Is there a connection between the House and the faeries' loss of magic?
And why is Knife so drawn to the young Paul McCormick — that strangest of creatures, a human male?
Ms. Anderson introduces us to Bryony, a young, rebellious faery who is struggling against the constraints the society within the Oak has placed on her. She is envious of the Queen's Hunter, Thorn who is allowed Outside, she is even more envious of the Gatherers who are allowed out in order to forage for food, to feed the other faeries within the Oak. Bryony yearns to do something, to experience things, to not be cooped up.
She impulsively leaves the Oak, much to the horror of her carer/mother, Wink. As luck would have it, she leaves the Oak the same time the young human boy from the House decides to try and clamber around the branches. They come face to face for a brief moment, before she is pulled away to safety, away from certain capture by Human Boy.
As a sort of punishment for her willfulness, Bryony is sent to do the most tedious jobs around the Oak - for four years she is one of the lowest ranking faeries in the tree. But then the Queen summons her to a meeting and hands her to Thorn, to train, as the next Hunter.
And then we're off! Bryony grows taller, stronger and faster during this time - she finds out that she is genuinely good at being a hunter - she is a bit of a maverick, she excels at her new task. Through her newly acquired skills she receives a higher standing within the community of the Oak and for a change she is able to barter for items, on the same footing as the other faeries.
Bryony's character is carefully cast - she is extremely likable and you do feel compelled to root for her, as she grows in confidence and turns into a valued member of their society. But, she still does not conform - it's not in her make-up to do so. She visits the House, feeling drawn there. In fact, she makes several visits, unable to stop herself. She learns that the human boy, Paul, now older, will be returning home soon, that something terrible had happened to him.

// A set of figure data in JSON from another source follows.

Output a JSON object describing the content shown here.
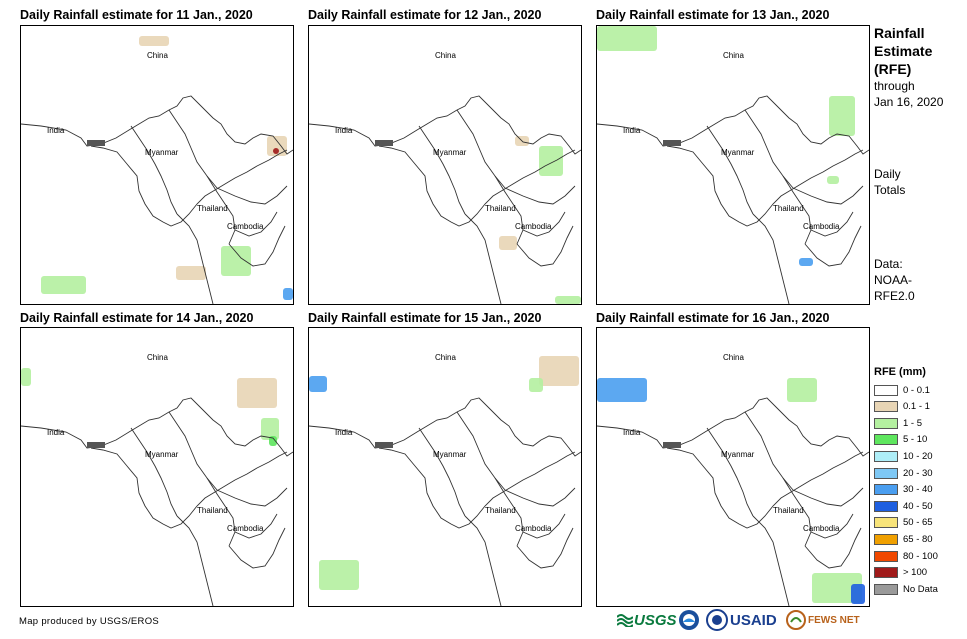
{
  "panels": [
    {
      "title": "Daily Rainfall estimate for 11 Jan., 2020",
      "labels": {
        "china": "China",
        "india": "India",
        "myanmar": "Myanmar",
        "thailand": "Thailand",
        "cambodia": "Cambodia"
      }
    },
    {
      "title": "Daily Rainfall estimate for 12 Jan., 2020",
      "labels": {
        "china": "China",
        "india": "India",
        "myanmar": "Myanmar",
        "thailand": "Thailand",
        "cambodia": "Cambodia"
      }
    },
    {
      "title": "Daily Rainfall estimate for 13 Jan., 2020",
      "labels": {
        "china": "China",
        "india": "India",
        "myanmar": "Myanmar",
        "thailand": "Thailand",
        "cambodia": "Cambodia"
      }
    },
    {
      "title": "Daily Rainfall estimate for 14 Jan., 2020",
      "labels": {
        "china": "China",
        "india": "India",
        "myanmar": "Myanmar",
        "thailand": "Thailand",
        "cambodia": "Cambodia"
      }
    },
    {
      "title": "Daily Rainfall estimate for 15 Jan., 2020",
      "labels": {
        "china": "China",
        "india": "India",
        "myanmar": "Myanmar",
        "thailand": "Thailand",
        "cambodia": "Cambodia"
      }
    },
    {
      "title": "Daily Rainfall estimate for 16 Jan., 2020",
      "labels": {
        "china": "China",
        "india": "India",
        "myanmar": "Myanmar",
        "thailand": "Thailand",
        "cambodia": "Cambodia"
      }
    }
  ],
  "side": {
    "title_lines": [
      "Rainfall",
      "Estimate",
      "(RFE)"
    ],
    "through": "through",
    "date": "Jan 16, 2020",
    "totals_lines": [
      "Daily",
      "Totals"
    ],
    "data_lines": [
      "Data:",
      "NOAA-",
      "RFE2.0"
    ]
  },
  "legend": {
    "title": "RFE (mm)",
    "items": [
      {
        "label": "0 - 0.1",
        "color": "#ffffff"
      },
      {
        "label": "0.1 - 1",
        "color": "#e8d5b5"
      },
      {
        "label": "1 - 5",
        "color": "#b4f0a0"
      },
      {
        "label": "5 - 10",
        "color": "#5ee65e"
      },
      {
        "label": "10 - 20",
        "color": "#aeeef8"
      },
      {
        "label": "20 - 30",
        "color": "#7ec8f5"
      },
      {
        "label": "30 - 40",
        "color": "#4a9ef0"
      },
      {
        "label": "40 - 50",
        "color": "#1e5fe0"
      },
      {
        "label": "50 - 65",
        "color": "#f8e47a"
      },
      {
        "label": "65 - 80",
        "color": "#f0a000"
      },
      {
        "label": "80 - 100",
        "color": "#f04800"
      },
      {
        "label": "> 100",
        "color": "#a01a1a"
      },
      {
        "label": "No Data",
        "color": "#9a9a9a"
      }
    ]
  },
  "credit": "Map produced by USGS/EROS",
  "logos": {
    "usgs": "USGS",
    "usaid": "USAID",
    "fews": "FEWS NET"
  }
}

It is through her relationship with Paul, who at first tries to keep her safe by putting her in a box, after she is attacked by a crow, that the differences between the faery society and human society become highlighted. Bryony, now called Knife as she is the fully fledged Queen's Hunter now, Thorn having retired, discovers that the tales told within the Oak about humans are very far from true. She strikes up an unlikely friendship with Paul which makes things very difficult for both of them.

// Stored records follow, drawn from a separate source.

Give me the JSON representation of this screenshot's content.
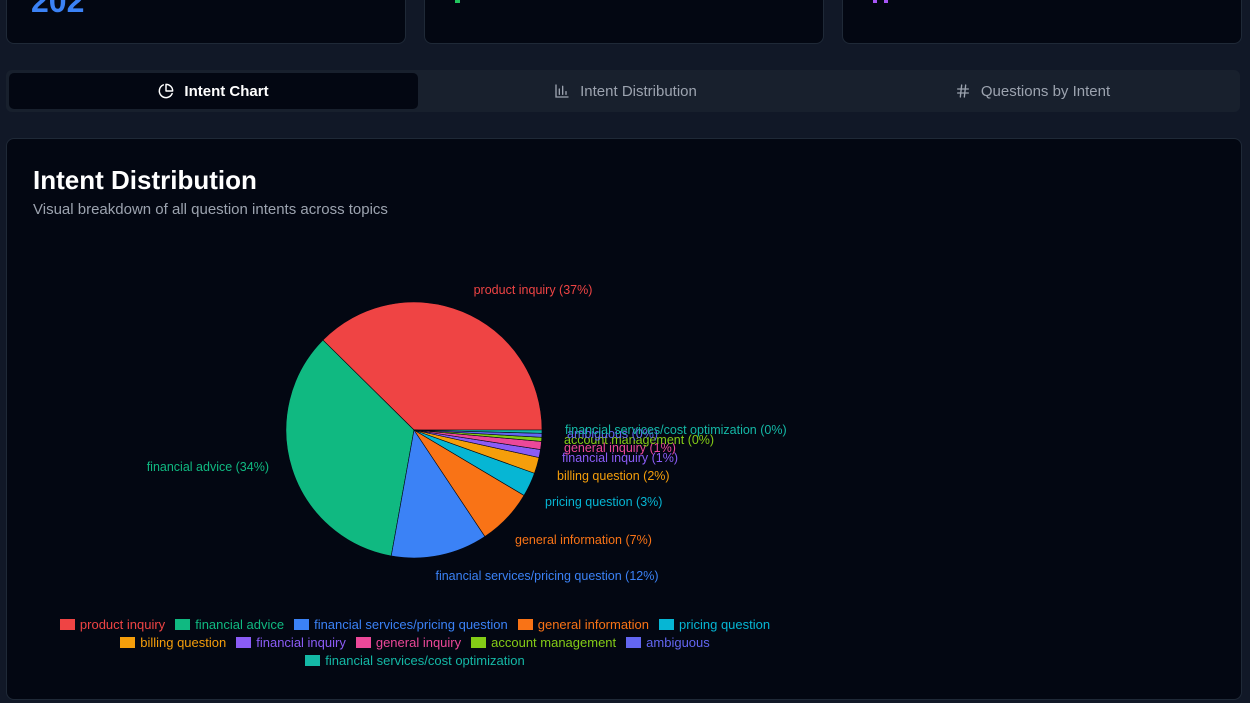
{
  "stats": [
    {
      "value": "202",
      "color": "#3b82f6"
    },
    {
      "value": "",
      "color": "#22c55e"
    },
    {
      "value": "",
      "color": "#a855f7"
    }
  ],
  "tabs": [
    {
      "label": "Intent Chart",
      "icon": "pie-chart-icon",
      "active": true
    },
    {
      "label": "Intent Distribution",
      "icon": "bar-chart-icon",
      "active": false
    },
    {
      "label": "Questions by Intent",
      "icon": "hash-icon",
      "active": false
    }
  ],
  "panel": {
    "title": "Intent Distribution",
    "subtitle": "Visual breakdown of all question intents across topics"
  },
  "chart_data": {
    "type": "pie",
    "title": "Intent Distribution",
    "subtitle": "Visual breakdown of all question intents across topics",
    "legend_placement": "bottom",
    "slices": [
      {
        "name": "product inquiry",
        "value": 37,
        "label": "product inquiry (37%)",
        "color": "#ef4444"
      },
      {
        "name": "financial advice",
        "value": 34,
        "label": "financial advice (34%)",
        "color": "#10b981"
      },
      {
        "name": "financial services/pricing question",
        "value": 12,
        "label": "financial services/pricing question (12%)",
        "color": "#3b82f6"
      },
      {
        "name": "general information",
        "value": 7,
        "label": "general information (7%)",
        "color": "#f97316"
      },
      {
        "name": "pricing question",
        "value": 3,
        "label": "pricing question (3%)",
        "color": "#06b6d4"
      },
      {
        "name": "billing question",
        "value": 2,
        "label": "billing question (2%)",
        "color": "#f59e0b"
      },
      {
        "name": "financial inquiry",
        "value": 1,
        "label": "financial inquiry (1%)",
        "color": "#8b5cf6"
      },
      {
        "name": "general inquiry",
        "value": 1,
        "label": "general inquiry (1%)",
        "color": "#ec4899"
      },
      {
        "name": "account management",
        "value": 0.5,
        "label": "account management (0%)",
        "color": "#84cc16"
      },
      {
        "name": "ambiguous",
        "value": 0.5,
        "label": "ambiguous (0%)",
        "color": "#6366f1"
      },
      {
        "name": "financial services/cost optimization",
        "value": 0.4,
        "label": "financial services/cost optimization (0%)",
        "color": "#14b8a6"
      }
    ]
  }
}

The story unfolds with many twists and turns - the above bit that I've given is only part of what happens, there is so much more to be had and it is all written with the same steady consistent and compelling storytelling which make this a very moreish read. And before any boys out there think that Knife is a book about cuddly faeries - think again. Knife is fierce, independent and probably someone you want on your side in a fight. The story digs much deeper than I anticipated and I loved it. If you are at a loss as to what to read, having loved Spiderwick Chronicles and you're not quite ready to tackle Holly Black's novels, Tithe, Valiant and Ironside, as you feel it may be just that bit too advanced, give Knife a try. You'll be pleasantly surprised! (Also if you are an adult - Knife is a fantastic addition to any urban fantasy fan's bookshelf.)
Knife by RJ Anderson feels a very accomplished novel and I have high hopes for more from her (write faster, Rebecca!). You can find her website here and her livejournal site here. Knife is published in the UK by Orchard Books, part of Hachette Children.